Introduction: The Arbor-Trilogy-aortic-valve presents a new concept in aortic valve replacement (AVR). This bovine pericardial valve consists of a flexible, stand alone gasket which is similar to an annuloplasty ring and a bovine pericardial valve (crown). Because of the use of Tissue-Retention-Elements deployed with a rapid fire delivary tool of fixing the gasket to the annulus there is no need for suture. The valve crown is mounted onto the gasket using a guiding and locking mechanism. After implantation the valve leaflets open into the sinuses thereby presenting a large orifice area and hence a minimal transvalvular gradient. Presented are the early results of a feasibility study performed in our clinic. Methods: From November 2006 to May 2007 four patients received an AVR using the Arbor-Trilogy-aortic-valve. All presented with a severe aortic stenosis (mean gradient 69±24mmHg; mean orifice area 0,5±0,05cm2). Results: No perioperative deaths. Valve implantation took 22±7min in the first 2 patients and 10±4min in the next patients. All received a 23mm valve and had an uneventful postoperative course.
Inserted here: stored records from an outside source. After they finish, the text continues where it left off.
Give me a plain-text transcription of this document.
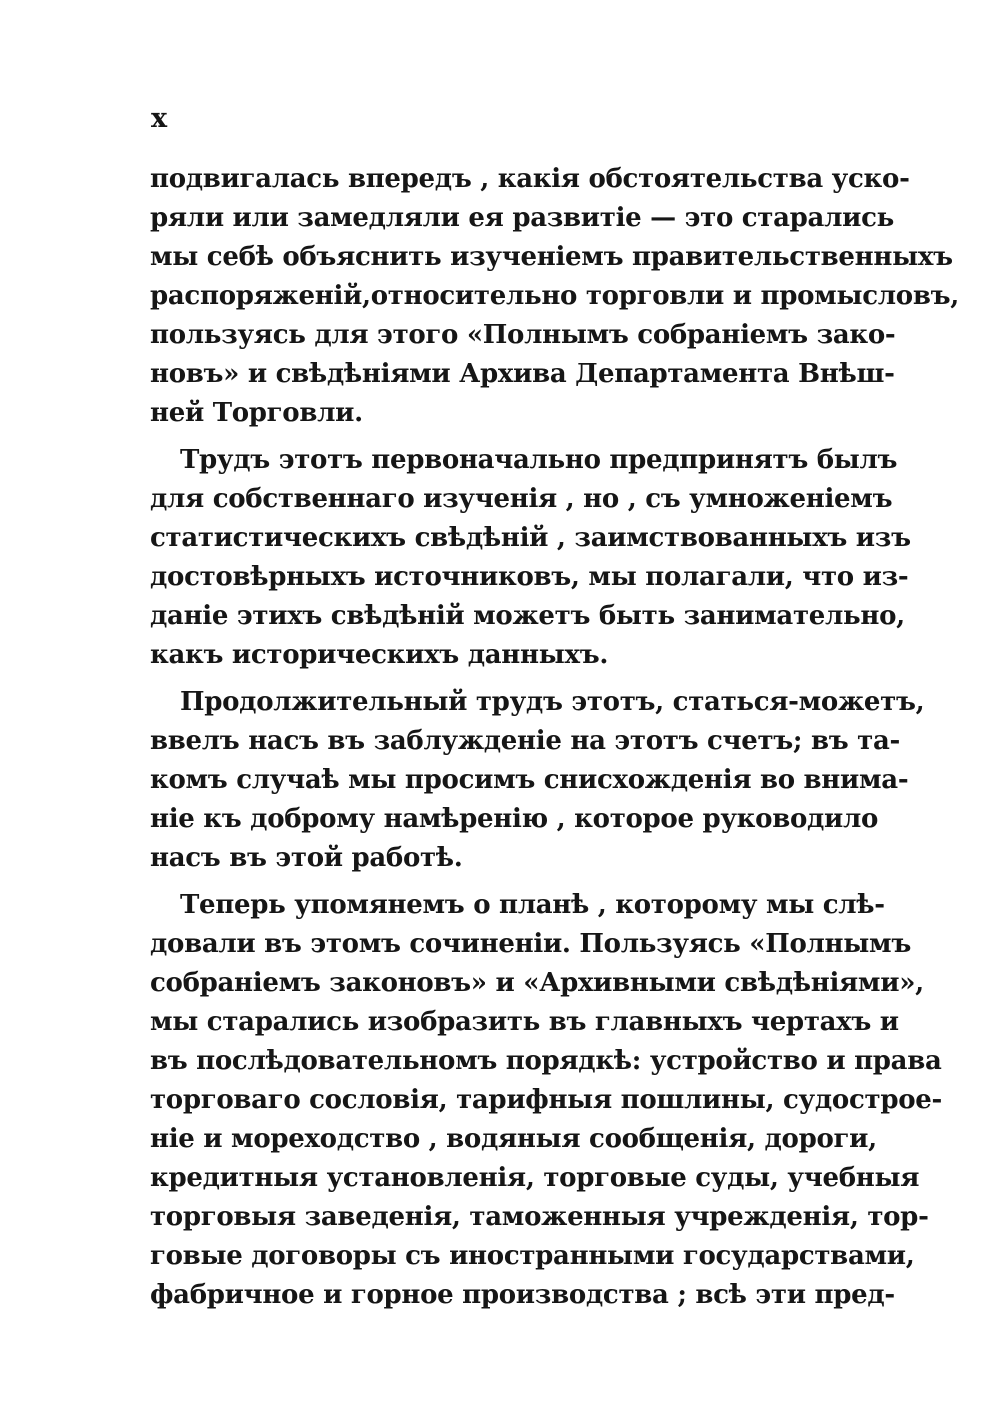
x
подвигалась впередъ , какія обстоятельства уско-
ряли или замедляли ея развитіе — это старались
мы себѣ объяснить изученіемъ правительственныхъ
распоряженій,относительно торговли и промысловъ,
пользуясь для этого «Полнымъ собраніемъ зако-
новъ» и свѣдѣніями Архива Департамента Внѣш-
ней Торговли.
Трудъ этотъ первоначально предпринятъ былъ
для собственнаго изученія , но , съ умноженіемъ
статистическихъ свѣдѣній , заимствованныхъ изъ
достовѣрныхъ источниковъ, мы полагали, что из-
даніе этихъ свѣдѣній можетъ быть занимательно,
какъ историческихъ данныхъ.
Продолжительный трудъ этотъ, статься-можетъ,
ввелъ насъ въ заблужденіе на этотъ счетъ; въ та-
комъ случаѣ мы просимъ снисхожденія во внима-
ніе къ доброму намѣренію , которое руководило
насъ въ этой работѣ.
Теперь упомянемъ о планѣ , которому мы слѣ-
довали въ этомъ сочиненіи. Пользуясь «Полнымъ
собраніемъ законовъ» и «Архивными свѣдѣніями»,
мы старались изобразить въ главныхъ чертахъ и
въ послѣдовательномъ порядкѣ: устройство и права
торговаго сословія, тарифныя пошлины, судострое-
ніе и мореходство , водяныя сообщенія, дороги,
кредитныя установленія, торговые суды, учебныя
торговыя заведенія, таможенныя учрежденія, тор-
говые договоры съ иностранными государствами,
фабричное и горное производства ; всѣ эти пред-
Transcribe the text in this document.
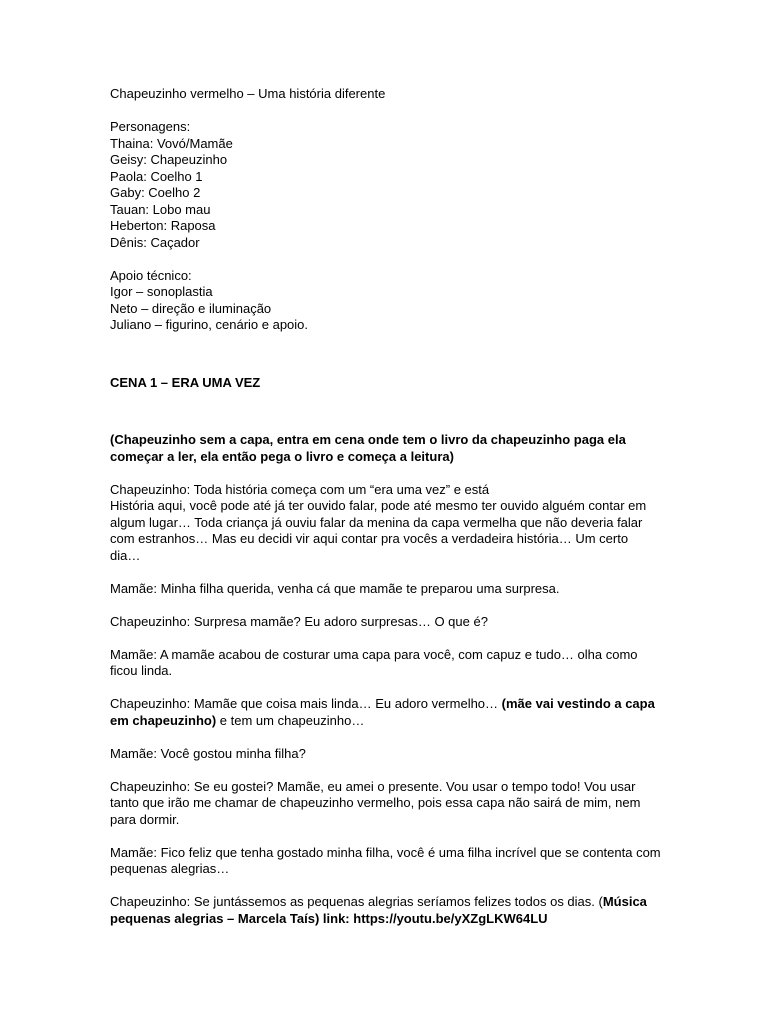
Chapeuzinho vermelho – Uma história diferente

Personagens:

Thaina: Vovó/Mamãe

Geisy: Chapeuzinho

Paola: Coelho 1

Gaby: Coelho 2

Tauan: Lobo mau

Heberton: Raposa

Dênis: Caçador

Apoio técnico:

Igor – sonoplastia

Neto – direção e iluminação

Juliano – figurino, cenário e apoio.

CENA 1 – ERA UMA VEZ

(Chapeuzinho sem a capa, entra em cena onde tem o livro da chapeuzinho paga ela começar a ler, ela então pega o livro e começa a leitura)

Chapeuzinho: Toda história começa com um “era uma vez” e está

História aqui, você pode até já ter ouvido falar, pode até mesmo ter ouvido alguém contar em algum lugar… Toda criança já ouviu falar da menina da capa vermelha que não deveria falar com estranhos… Mas eu decidi vir aqui contar pra vocês a verdadeira história… Um certo dia…

Mamãe: Minha filha querida, venha cá que mamãe te preparou uma surpresa.

Chapeuzinho: Surpresa mamãe? Eu adoro surpresas… O que é?

Mamãe: A mamãe acabou de costurar uma capa para você, com capuz e tudo… olha como ficou linda.

Chapeuzinho: Mamãe que coisa mais linda… Eu adoro vermelho… (mãe vai vestindo a capa em chapeuzinho) e tem um chapeuzinho…

Mamãe: Você gostou minha filha?

Chapeuzinho: Se eu gostei? Mamãe, eu amei o presente. Vou usar o tempo todo! Vou usar tanto que irão me chamar de chapeuzinho vermelho, pois essa capa não sairá de mim, nem para dormir.

Mamãe: Fico feliz que tenha gostado minha filha, você é uma filha incrível que se contenta com pequenas alegrias…

Chapeuzinho: Se juntássemos as pequenas alegrias seríamos felizes todos os dias. (Música pequenas alegrias – Marcela Taís) link: https://youtu.be/yXZgLKW64LU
Three months echocardiography showed no hemodynamic relevant aortic regurgitation in all patients, the mean gradient was 7,7±2,6mmHg, the effective orifice area was 1,8±0,3cm2. Conclusion: Although these four patients present our earliest experience with this valve it shows the feasibility of the technique and the excellent hemodynamic performance of the valve. We hope that these results will be further emphasized by our ongoing experience and that the improved hemodynamics will have a positive impact on valve longevity and longterm patient outcome.